There…I have confessed. My writing has lost its steam. I was rolling along pretty well with writing a page-per-day or 1,000 words each day working on my next novel. Now it seems I look for every reason NOT to write.
“I MUST click on that link about what happened on the Andy Griffith Show that no one knew.”
“There must be a cat video I haven’t seen yet on YOUTUBE.”
“I need a nap.”
“I need to shop for a new (add tech gadget here) to help me with my writing.”

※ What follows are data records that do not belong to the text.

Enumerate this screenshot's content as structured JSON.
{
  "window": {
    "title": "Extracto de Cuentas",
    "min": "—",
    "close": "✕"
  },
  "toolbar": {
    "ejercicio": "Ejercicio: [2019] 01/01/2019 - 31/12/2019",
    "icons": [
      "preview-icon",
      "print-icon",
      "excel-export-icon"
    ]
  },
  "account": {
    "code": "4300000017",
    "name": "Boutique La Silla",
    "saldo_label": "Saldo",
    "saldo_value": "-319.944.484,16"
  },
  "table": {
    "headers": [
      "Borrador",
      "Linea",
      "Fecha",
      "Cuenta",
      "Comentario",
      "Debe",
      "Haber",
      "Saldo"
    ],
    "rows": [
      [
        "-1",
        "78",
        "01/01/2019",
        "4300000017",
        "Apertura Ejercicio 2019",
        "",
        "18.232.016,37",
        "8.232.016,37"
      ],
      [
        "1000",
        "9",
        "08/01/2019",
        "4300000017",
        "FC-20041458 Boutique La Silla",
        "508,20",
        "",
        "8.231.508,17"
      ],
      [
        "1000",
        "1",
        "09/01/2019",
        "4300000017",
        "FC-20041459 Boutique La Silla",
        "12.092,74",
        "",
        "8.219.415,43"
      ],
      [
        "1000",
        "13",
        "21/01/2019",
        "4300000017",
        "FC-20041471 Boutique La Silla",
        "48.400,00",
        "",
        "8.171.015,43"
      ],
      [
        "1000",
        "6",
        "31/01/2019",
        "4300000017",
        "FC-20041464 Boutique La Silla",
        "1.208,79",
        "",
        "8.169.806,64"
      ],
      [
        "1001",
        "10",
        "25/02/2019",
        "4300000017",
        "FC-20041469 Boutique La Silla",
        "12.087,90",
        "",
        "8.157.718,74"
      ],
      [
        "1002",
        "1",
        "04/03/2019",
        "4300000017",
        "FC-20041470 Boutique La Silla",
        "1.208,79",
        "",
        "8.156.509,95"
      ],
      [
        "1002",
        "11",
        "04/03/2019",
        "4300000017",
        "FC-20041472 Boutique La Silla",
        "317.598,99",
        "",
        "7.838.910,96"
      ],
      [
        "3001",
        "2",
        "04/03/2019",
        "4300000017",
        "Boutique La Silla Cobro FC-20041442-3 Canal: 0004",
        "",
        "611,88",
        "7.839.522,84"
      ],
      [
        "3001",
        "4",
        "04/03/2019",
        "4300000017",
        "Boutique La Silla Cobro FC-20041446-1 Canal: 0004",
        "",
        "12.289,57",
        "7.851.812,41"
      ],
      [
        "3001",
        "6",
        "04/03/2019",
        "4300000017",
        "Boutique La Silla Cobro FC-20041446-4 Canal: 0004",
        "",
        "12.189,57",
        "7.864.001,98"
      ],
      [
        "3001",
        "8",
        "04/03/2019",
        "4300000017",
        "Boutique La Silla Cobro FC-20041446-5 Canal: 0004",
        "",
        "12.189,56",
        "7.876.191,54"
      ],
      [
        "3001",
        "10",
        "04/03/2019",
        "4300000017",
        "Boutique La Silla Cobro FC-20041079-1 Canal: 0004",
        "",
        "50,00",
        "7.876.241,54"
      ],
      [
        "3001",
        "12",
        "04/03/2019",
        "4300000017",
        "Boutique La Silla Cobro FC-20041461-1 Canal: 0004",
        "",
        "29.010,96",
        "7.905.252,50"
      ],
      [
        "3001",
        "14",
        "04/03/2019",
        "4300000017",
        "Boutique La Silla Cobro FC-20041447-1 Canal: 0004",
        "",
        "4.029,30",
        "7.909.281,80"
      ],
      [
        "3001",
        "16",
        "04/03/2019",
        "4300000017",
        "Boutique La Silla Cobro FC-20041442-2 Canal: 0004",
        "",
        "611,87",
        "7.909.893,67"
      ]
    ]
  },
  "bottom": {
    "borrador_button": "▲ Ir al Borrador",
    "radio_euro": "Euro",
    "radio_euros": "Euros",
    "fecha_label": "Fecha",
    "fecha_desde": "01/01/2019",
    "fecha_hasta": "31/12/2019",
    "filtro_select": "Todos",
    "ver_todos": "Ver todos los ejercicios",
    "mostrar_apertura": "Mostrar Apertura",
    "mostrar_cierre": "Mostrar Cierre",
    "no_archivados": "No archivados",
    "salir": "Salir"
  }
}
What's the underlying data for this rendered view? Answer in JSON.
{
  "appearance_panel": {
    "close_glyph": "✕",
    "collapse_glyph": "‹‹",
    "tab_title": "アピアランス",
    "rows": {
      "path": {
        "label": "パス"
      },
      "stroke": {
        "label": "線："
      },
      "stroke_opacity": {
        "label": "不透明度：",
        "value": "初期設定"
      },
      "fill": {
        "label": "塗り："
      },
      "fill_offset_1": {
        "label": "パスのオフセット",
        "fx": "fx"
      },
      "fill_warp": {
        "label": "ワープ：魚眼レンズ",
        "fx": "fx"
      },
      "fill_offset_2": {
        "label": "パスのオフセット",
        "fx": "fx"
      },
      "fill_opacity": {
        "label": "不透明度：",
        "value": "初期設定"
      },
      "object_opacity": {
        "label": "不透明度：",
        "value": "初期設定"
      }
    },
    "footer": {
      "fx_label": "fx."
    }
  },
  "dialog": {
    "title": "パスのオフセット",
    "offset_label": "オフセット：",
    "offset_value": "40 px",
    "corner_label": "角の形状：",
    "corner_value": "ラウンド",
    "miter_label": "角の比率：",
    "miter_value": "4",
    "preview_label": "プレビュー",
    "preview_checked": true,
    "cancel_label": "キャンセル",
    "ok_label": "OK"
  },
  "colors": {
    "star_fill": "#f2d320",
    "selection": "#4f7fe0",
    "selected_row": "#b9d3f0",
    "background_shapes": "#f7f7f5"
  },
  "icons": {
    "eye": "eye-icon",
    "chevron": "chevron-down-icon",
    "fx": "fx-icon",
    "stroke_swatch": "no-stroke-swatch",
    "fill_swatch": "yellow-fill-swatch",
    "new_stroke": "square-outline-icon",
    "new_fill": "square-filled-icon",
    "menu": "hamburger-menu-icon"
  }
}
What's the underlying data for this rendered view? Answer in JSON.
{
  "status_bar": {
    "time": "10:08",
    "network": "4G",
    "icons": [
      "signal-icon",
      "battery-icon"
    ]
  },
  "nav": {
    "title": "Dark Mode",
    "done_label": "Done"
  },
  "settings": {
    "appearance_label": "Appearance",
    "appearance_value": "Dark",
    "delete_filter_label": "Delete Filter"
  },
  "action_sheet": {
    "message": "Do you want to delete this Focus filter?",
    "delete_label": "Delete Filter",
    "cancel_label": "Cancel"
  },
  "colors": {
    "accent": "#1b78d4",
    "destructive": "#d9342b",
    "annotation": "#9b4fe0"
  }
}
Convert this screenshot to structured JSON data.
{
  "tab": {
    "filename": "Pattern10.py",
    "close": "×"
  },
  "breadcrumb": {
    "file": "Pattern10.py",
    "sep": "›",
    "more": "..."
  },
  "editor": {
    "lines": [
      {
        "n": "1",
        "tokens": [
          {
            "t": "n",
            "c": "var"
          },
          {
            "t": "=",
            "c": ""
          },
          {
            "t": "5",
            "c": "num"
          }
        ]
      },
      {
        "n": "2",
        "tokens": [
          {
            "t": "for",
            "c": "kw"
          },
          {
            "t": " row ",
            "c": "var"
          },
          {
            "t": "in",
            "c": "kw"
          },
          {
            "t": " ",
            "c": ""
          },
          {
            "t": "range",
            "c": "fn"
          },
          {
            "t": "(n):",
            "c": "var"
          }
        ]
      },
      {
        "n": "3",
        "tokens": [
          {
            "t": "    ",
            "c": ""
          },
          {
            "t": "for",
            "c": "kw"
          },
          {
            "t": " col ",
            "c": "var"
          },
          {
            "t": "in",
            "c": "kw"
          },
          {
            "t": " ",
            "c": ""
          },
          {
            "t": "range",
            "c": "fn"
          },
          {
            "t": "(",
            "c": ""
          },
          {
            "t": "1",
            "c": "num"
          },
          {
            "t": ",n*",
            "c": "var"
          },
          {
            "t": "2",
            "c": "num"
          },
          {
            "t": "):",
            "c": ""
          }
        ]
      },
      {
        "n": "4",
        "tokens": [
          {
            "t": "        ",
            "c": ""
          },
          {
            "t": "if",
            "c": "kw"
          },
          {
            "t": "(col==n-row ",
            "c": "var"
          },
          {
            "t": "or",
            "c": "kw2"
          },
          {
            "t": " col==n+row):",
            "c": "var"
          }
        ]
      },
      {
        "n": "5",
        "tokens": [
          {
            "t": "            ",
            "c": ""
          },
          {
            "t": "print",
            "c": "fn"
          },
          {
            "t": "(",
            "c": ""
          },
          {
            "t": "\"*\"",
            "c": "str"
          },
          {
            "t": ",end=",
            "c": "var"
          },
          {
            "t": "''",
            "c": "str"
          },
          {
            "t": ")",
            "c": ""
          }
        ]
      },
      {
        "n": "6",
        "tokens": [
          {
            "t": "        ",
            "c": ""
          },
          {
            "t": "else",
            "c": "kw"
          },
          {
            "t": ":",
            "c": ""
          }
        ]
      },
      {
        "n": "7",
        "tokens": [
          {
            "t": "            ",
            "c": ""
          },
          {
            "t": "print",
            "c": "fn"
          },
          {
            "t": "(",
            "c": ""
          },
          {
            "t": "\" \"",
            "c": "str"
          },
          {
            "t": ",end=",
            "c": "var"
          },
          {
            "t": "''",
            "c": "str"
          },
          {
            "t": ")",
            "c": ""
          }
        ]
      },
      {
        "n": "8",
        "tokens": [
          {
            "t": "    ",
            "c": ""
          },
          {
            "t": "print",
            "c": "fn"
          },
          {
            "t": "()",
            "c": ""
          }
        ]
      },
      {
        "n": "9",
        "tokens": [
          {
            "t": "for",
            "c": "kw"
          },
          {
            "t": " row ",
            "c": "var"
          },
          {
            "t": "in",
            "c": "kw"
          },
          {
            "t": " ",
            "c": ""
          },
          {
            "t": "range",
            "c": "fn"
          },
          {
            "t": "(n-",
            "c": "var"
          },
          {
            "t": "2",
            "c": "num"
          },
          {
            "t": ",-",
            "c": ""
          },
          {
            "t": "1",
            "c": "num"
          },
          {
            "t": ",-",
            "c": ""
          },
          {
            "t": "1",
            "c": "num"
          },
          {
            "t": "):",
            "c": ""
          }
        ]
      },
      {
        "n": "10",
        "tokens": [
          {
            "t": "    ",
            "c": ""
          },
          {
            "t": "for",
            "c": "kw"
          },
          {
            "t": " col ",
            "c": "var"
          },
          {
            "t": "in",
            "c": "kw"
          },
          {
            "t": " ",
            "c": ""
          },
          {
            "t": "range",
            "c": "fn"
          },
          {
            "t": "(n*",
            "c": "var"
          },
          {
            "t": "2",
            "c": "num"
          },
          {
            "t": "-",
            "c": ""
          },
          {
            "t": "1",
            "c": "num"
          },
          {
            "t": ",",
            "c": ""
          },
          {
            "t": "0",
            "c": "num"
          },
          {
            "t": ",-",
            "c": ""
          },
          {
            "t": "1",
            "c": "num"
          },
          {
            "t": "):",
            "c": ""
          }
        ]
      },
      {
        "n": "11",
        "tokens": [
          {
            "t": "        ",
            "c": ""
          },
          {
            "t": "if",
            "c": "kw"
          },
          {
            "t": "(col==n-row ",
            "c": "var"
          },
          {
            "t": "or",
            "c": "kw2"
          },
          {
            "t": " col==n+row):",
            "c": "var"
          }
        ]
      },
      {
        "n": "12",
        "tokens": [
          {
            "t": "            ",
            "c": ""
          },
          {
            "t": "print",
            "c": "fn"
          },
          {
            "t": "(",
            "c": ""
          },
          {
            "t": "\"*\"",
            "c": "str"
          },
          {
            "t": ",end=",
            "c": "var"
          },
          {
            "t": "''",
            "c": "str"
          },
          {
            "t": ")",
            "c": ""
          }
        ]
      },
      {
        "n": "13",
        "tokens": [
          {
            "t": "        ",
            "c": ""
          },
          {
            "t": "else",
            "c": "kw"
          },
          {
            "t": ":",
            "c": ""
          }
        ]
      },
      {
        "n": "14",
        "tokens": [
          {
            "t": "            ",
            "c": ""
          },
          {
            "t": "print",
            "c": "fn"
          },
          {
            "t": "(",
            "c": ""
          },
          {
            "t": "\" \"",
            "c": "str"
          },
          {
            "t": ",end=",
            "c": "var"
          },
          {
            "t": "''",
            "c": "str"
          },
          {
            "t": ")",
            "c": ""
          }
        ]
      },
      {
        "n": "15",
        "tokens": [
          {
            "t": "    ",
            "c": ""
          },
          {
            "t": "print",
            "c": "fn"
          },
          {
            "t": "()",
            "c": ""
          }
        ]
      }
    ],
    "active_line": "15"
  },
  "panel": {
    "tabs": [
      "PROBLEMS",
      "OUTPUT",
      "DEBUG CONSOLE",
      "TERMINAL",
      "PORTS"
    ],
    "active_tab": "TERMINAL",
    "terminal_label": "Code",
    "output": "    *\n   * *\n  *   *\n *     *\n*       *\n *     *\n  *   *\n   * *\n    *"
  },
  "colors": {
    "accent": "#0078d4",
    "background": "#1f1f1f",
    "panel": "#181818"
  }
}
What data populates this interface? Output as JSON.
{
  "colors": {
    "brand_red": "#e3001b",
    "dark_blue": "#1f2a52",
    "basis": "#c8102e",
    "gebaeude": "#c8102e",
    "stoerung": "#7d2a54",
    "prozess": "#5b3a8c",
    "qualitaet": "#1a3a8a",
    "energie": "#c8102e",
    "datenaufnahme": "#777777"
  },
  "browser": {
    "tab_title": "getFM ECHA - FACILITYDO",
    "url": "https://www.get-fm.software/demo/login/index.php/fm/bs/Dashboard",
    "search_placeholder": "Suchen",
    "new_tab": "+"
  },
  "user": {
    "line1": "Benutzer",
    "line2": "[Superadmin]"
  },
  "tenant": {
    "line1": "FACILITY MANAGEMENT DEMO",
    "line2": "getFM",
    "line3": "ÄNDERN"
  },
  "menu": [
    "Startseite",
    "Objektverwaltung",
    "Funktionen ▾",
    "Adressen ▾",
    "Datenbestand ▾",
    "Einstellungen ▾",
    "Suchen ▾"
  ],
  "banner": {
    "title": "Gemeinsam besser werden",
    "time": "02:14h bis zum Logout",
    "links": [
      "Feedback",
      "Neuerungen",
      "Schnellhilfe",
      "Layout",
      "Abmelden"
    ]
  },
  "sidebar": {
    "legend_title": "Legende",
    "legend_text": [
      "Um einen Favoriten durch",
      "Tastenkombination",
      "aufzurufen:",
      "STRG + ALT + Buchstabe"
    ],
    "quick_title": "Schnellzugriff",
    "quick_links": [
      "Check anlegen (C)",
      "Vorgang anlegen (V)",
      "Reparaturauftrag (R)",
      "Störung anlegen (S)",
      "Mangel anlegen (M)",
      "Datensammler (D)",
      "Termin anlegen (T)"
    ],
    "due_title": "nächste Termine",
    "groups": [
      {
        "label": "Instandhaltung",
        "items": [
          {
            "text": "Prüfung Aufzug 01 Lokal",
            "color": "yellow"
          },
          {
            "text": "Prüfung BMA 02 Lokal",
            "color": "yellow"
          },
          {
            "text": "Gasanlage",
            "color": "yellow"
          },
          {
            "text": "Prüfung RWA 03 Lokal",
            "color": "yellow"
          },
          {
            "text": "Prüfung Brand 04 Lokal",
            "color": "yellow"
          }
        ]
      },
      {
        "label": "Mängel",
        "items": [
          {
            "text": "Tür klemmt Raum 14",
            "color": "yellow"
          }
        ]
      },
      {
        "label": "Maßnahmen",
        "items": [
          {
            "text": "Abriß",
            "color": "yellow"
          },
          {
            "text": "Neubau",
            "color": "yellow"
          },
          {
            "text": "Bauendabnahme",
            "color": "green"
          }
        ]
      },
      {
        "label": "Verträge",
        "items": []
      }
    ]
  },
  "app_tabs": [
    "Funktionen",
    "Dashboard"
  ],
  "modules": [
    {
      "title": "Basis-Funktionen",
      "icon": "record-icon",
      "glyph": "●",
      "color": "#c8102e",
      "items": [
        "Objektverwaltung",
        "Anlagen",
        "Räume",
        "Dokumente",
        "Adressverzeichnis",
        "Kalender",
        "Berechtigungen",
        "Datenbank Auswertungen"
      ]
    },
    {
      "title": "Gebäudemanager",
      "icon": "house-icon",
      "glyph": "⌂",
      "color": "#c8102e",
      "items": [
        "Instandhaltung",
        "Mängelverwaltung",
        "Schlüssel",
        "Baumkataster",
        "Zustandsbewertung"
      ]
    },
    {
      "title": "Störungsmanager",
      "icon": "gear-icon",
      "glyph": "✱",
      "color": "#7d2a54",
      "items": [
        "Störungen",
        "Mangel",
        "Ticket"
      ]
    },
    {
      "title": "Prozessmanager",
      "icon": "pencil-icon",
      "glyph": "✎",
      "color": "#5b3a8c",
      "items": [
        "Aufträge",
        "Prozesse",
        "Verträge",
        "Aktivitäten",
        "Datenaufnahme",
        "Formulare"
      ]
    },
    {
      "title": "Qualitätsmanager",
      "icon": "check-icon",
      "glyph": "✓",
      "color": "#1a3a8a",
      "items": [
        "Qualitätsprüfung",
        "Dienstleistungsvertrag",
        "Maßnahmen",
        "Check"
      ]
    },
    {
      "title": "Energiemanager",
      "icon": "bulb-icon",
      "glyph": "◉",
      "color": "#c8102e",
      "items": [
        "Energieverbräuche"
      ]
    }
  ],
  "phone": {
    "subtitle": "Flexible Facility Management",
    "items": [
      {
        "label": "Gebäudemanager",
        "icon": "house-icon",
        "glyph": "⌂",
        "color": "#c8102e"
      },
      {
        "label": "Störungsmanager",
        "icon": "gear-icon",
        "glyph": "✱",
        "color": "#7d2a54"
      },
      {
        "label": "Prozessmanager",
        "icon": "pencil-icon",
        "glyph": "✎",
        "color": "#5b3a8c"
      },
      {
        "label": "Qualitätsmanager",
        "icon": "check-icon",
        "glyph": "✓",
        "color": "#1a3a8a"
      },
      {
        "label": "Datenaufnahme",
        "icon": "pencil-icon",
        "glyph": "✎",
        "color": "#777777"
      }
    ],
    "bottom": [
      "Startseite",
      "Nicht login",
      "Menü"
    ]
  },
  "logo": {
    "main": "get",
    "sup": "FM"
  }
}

Here’s a good one…..”I will even read about writing. I just don’t want to write.”
What’s wrong with me?
Apparently every writer goes through this. Well, I don’t like it. In fact, I would rather write a blog post than work on the novel that’s just sitting there laughing at me on my to-do list.
This is terrible.
The easy answer is to just sit down and write. So why can’t I do it?
I think one huge thing is the lack of success in getting an agent or getting published. It is difficult to stay motivated when you put a lot of work to submit what the agent/publisher wants only to be rejected. If you think it’s just simply the work of submitting your manuscript, let me tell you that it’s more involved than that. For the last submission, the agent wanted the following:
- Two-page synopsis on the book
- Query letter
- Book marketing plan (isn’t that their job?)
- Chapter summary
- First five pages of the manuscript
- My writing resume
Each agent wants something different so it isn’t that you can simply prepare all of this ahead of time and send them out to every agent. Oh no. Not so fast my friends.
So you spend time working on these requirements, send them in and immediately – thanks to the power of technology – receive a rejection email which was probably an auto-reply.
And you wonder why I have lost some steam?
It gets old. When I first started this writing hobby (I call it a hobby because it isn’t my full-time job nor have I been published by a real publisher) you could submit your manuscript with a query letter to the publisher. Now the publishers won’t even talk to you unless you have representation of an agent.
So, instead of being rejected by publishers, the rejections come from agents now.
The most common reason for rejection is: “This is not what I’m looking for right now”.
I will tell you that writing is a very subjective and a very competitive venture. One agent got bent out of shape on how I used the word “parsonage” in one of my manuscripts. I was happy that she even gave me feedback.
So, yes, the lack of success of finding an agent/publisher has worn me down.
Another thing is that I work a full-time job. It is difficult to carve out writing time when you work a real paying job. I have tried several ways but none seem to gain any momentum at all. I don’t want to get up earlier than I have to and I run out of gas at the end of the day.
So why even do it? Why bother writing?
Oh, believe me, I have asked myself that question many times. Why do I put myself through this? Just work my job and let that be it right? The problem is that I can’t do it. I feel the desire to write. I can’t seem to turn it off. It’s not that I think I’m so good. That’s not it. It’s not that I want to be successful – although I wouldn’t turn away the extra money from it. For some reason, I just HAVE to write. Maybe it’s my “calling” or my purpose in life. I just can’t stop doing it.
So what’s the answer? Well, I’m not liking the answer. It’s going to take discipline. I KNOW that’s the answer but I don’t like discipline.
It seems I can find every reason NOT to write. I need to re-discover reasons TO write and then DO it.